In monitoring and analysing online content, big efforts have always been addressed to multimedia, while lower attention has been historically paid to texts. This depends mostly on the fact that texts (i.e. communications, data, conversations, news, web sites, blogs, etc.) are mostly unstructured data. As a consequence, the activities of analysis and processing such information become largely inefficient, onerous and time-consuming.
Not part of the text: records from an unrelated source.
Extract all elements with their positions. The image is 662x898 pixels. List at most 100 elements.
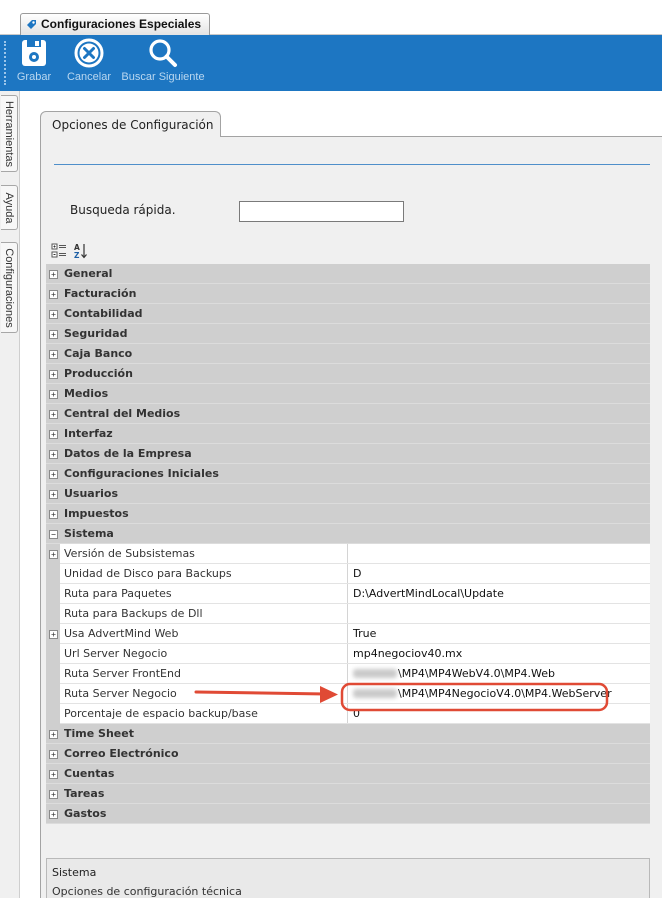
dock-tab-label: Ayuda (3, 192, 15, 223)
category-name: Facturación (64, 287, 137, 300)
quick-search-input[interactable] (239, 201, 404, 222)
expand-plus-icon[interactable]: + (49, 350, 58, 359)
property-grid: + General + Facturación + Contabilidad + Seg… (46, 264, 650, 824)
svg-text:Z: Z (74, 251, 80, 260)
property-name: Unidad de Disco para Backups (64, 564, 348, 583)
category-name: Gastos (64, 807, 107, 820)
property-row-porcentaje-backup[interactable]: Porcentaje de espacio backup/base 0 (46, 704, 650, 724)
category-row-medios[interactable]: + Medios (46, 384, 650, 404)
find-next-button[interactable]: Buscar Siguiente (118, 37, 208, 83)
expand-plus-icon[interactable]: + (49, 510, 58, 519)
property-name: Ruta Server Negocio (64, 684, 348, 703)
redacted-text (353, 689, 397, 698)
save-label: Grabar (16, 71, 52, 83)
expand-plus-icon[interactable]: + (49, 410, 58, 419)
cancel-button[interactable]: Cancelar (64, 37, 114, 83)
category-row-time-sheet[interactable]: + Time Sheet (46, 724, 650, 744)
property-name: Usa AdvertMind Web (64, 624, 348, 643)
expand-plus-icon[interactable]: + (49, 750, 58, 759)
property-value: \MP4\MP4WebV4.0\MP4.Web (398, 667, 555, 680)
expand-plus-icon[interactable]: + (49, 810, 58, 819)
expand-plus-icon[interactable]: + (49, 630, 58, 639)
dock-tab-configuraciones[interactable]: Configuraciones (1, 242, 18, 333)
magnifier-icon (149, 39, 177, 67)
category-row-gastos[interactable]: + Gastos (46, 804, 650, 824)
property-value[interactable]: D (353, 564, 361, 584)
property-value[interactable]: D:\AdvertMindLocal\Update (353, 584, 504, 604)
property-value-negocio[interactable]: \MP4\MP4NegocioV4.0\MP4.WebServer (353, 684, 612, 704)
expand-plus-icon[interactable]: + (49, 770, 58, 779)
expand-plus-icon[interactable]: + (49, 270, 58, 279)
category-row-correo-electronico[interactable]: + Correo Electrónico (46, 744, 650, 764)
dock-tab-herramientas[interactable]: Herramientas (1, 95, 18, 172)
expand-plus-icon[interactable]: + (49, 790, 58, 799)
expand-plus-icon[interactable]: + (49, 490, 58, 499)
cancel-x-icon (74, 38, 104, 68)
save-button[interactable]: Grabar (14, 37, 54, 83)
collapse-minus-icon[interactable]: − (49, 530, 58, 539)
property-row-ruta-backups-dll[interactable]: Ruta para Backups de Dll (46, 604, 650, 624)
expand-plus-icon[interactable]: + (49, 730, 58, 739)
expand-plus-icon[interactable]: + (49, 390, 58, 399)
property-row-ruta-server-negocio[interactable]: Ruta Server Negocio \MP4\MP4NegocioV4.0\M… (46, 684, 650, 704)
alphabetical-sort-button[interactable]: A Z (72, 242, 92, 261)
category-row-produccion[interactable]: + Producción (46, 364, 650, 384)
category-row-tareas[interactable]: + Tareas (46, 784, 650, 804)
category-row-cuentas[interactable]: + Cuentas (46, 764, 650, 784)
category-name: Medios (64, 387, 109, 400)
property-row-usa-advertmind-web[interactable]: + Usa AdvertMind Web True (46, 624, 650, 644)
category-row-seguridad[interactable]: + Seguridad (46, 324, 650, 344)
property-row-unidad-disco[interactable]: Unidad de Disco para Backups D (46, 564, 650, 584)
expand-plus-icon[interactable]: + (49, 330, 58, 339)
property-value[interactable]: mp4negociov40.mx (353, 644, 462, 664)
category-name: Seguridad (64, 327, 128, 340)
expand-plus-icon[interactable]: + (49, 430, 58, 439)
expand-plus-icon[interactable]: + (49, 550, 58, 559)
category-row-configuraciones-iniciales[interactable]: + Configuraciones Iniciales (46, 464, 650, 484)
toolbar-grip[interactable] (4, 41, 6, 85)
category-name: Impuestos (64, 507, 129, 520)
property-value[interactable]: 0 (353, 704, 360, 724)
property-name: Url Server Negocio (64, 644, 348, 663)
category-name: Usuarios (64, 487, 119, 500)
category-row-datos-empresa[interactable]: + Datos de la Empresa (46, 444, 650, 464)
property-row-ruta-paquetes[interactable]: Ruta para Paquetes D:\AdvertMindLocal\Upd… (46, 584, 650, 604)
quick-search-label: Busqueda rápida. (70, 203, 176, 217)
category-name: Cuentas (64, 767, 115, 780)
category-row-caja-banco[interactable]: + Caja Banco (46, 344, 650, 364)
property-row-ruta-server-frontend[interactable]: Ruta Server FrontEnd \MP4\MP4WebV4.0\MP4.… (46, 664, 650, 684)
category-name: Producción (64, 367, 133, 380)
property-value[interactable]: True (353, 624, 376, 644)
expand-plus-icon[interactable]: + (49, 310, 58, 319)
description-title: Sistema (52, 866, 97, 879)
dock-tab-label: Configuraciones (3, 247, 15, 328)
tab-opciones-configuracion[interactable]: Opciones de Configuración (40, 111, 221, 137)
property-grid-toolbar: A Z (46, 240, 650, 264)
category-row-facturacion[interactable]: + Facturación (46, 284, 650, 304)
category-row-interfaz[interactable]: + Interfaz (46, 424, 650, 444)
category-row-usuarios[interactable]: + Usuarios (46, 484, 650, 504)
category-name: Contabilidad (64, 307, 143, 320)
property-row-version-subsistemas[interactable]: + Versión de Subsistemas (46, 544, 650, 564)
category-row-sistema[interactable]: − Sistema (46, 524, 650, 544)
category-row-central-medios[interactable]: + Central del Medios (46, 404, 650, 424)
property-name: Porcentaje de espacio backup/base (64, 704, 348, 723)
category-row-contabilidad[interactable]: + Contabilidad (46, 304, 650, 324)
dock-tab-ayuda[interactable]: Ayuda (1, 185, 18, 230)
category-name: Tareas (64, 787, 105, 800)
cancel-label: Cancelar (66, 71, 112, 83)
expand-plus-icon[interactable]: + (49, 470, 58, 479)
property-row-url-server-negocio[interactable]: Url Server Negocio mp4negociov40.mx (46, 644, 650, 664)
property-value-frontend[interactable]: \MP4\MP4WebV4.0\MP4.Web (353, 664, 555, 684)
category-row-impuestos[interactable]: + Impuestos (46, 504, 650, 524)
divider-line (54, 164, 650, 165)
expand-plus-icon[interactable]: + (49, 290, 58, 299)
categorized-view-button[interactable] (50, 242, 70, 261)
property-value: \MP4\MP4NegocioV4.0\MP4.WebServer (398, 687, 612, 700)
expand-plus-icon[interactable]: + (49, 450, 58, 459)
document-tab[interactable]: Configuraciones Especiales (20, 13, 211, 35)
left-dock: Herramientas Ayuda Configuraciones (0, 91, 20, 898)
expand-plus-icon[interactable]: + (49, 370, 58, 379)
property-name: Ruta para Backups de Dll (64, 604, 348, 623)
category-row-general[interactable]: + General (46, 264, 650, 284)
Currently, the most frequent way to identify threat content is through keyword search/manual analysis by operators, which is highly error prone in precision, dramatically slow, highly latent in response and rapidly obsolete, making impractical the examination of thousands of new files appearing on the web every day.

The advantages offered by I-FIND

The I-FIND project aims to take advantage of semantics and other methods that can be used to analyse a large amount of unstructured data by means of concepts, categories, entities of different types, facts, and not only by keywords. The objective of the project is the development of a tool capable to:

collect heterogeneous data from different sources (Data Gatherer): it will provide interfaces for web connection and related services to collect data (i.e. Facebook, Twitter, forums, Google, blogs, web sites etc). The data will be collected through secure communication channels.
reduce the size of the data gathered in the aforementioned phase through a Semantic Data Tagger and a Data Indexer. The Semantic Data Tagger will provide a taxonomy up to fifty categories including People, Organizations, Locations and user defined categories based on the specific domain (e.g. Drugs, Weaponry, Military Devices and Weapons, Criminal associations, Public Building, phone numbers, Date, Addresses, URL, e-mail, etc) in order to catalogue and classify the information according to its content. The Data Indexer will process the information coming from the Semantic Data Tagger, classify and index it according to the policies defined by the user.
correlate and analyse the information through a set of logical rules that can be defined by the users. The correlation will retrieve the relevant information from the information available and whenever needed it will ask the Data Gatherer more specific information from the relevant sources. The Data Analyser will process the information in order to provide the user with only relevant data.
provide the results of the analysis to the final users in a user friendly graphic way. The user interface will be easily usable by non-technical users.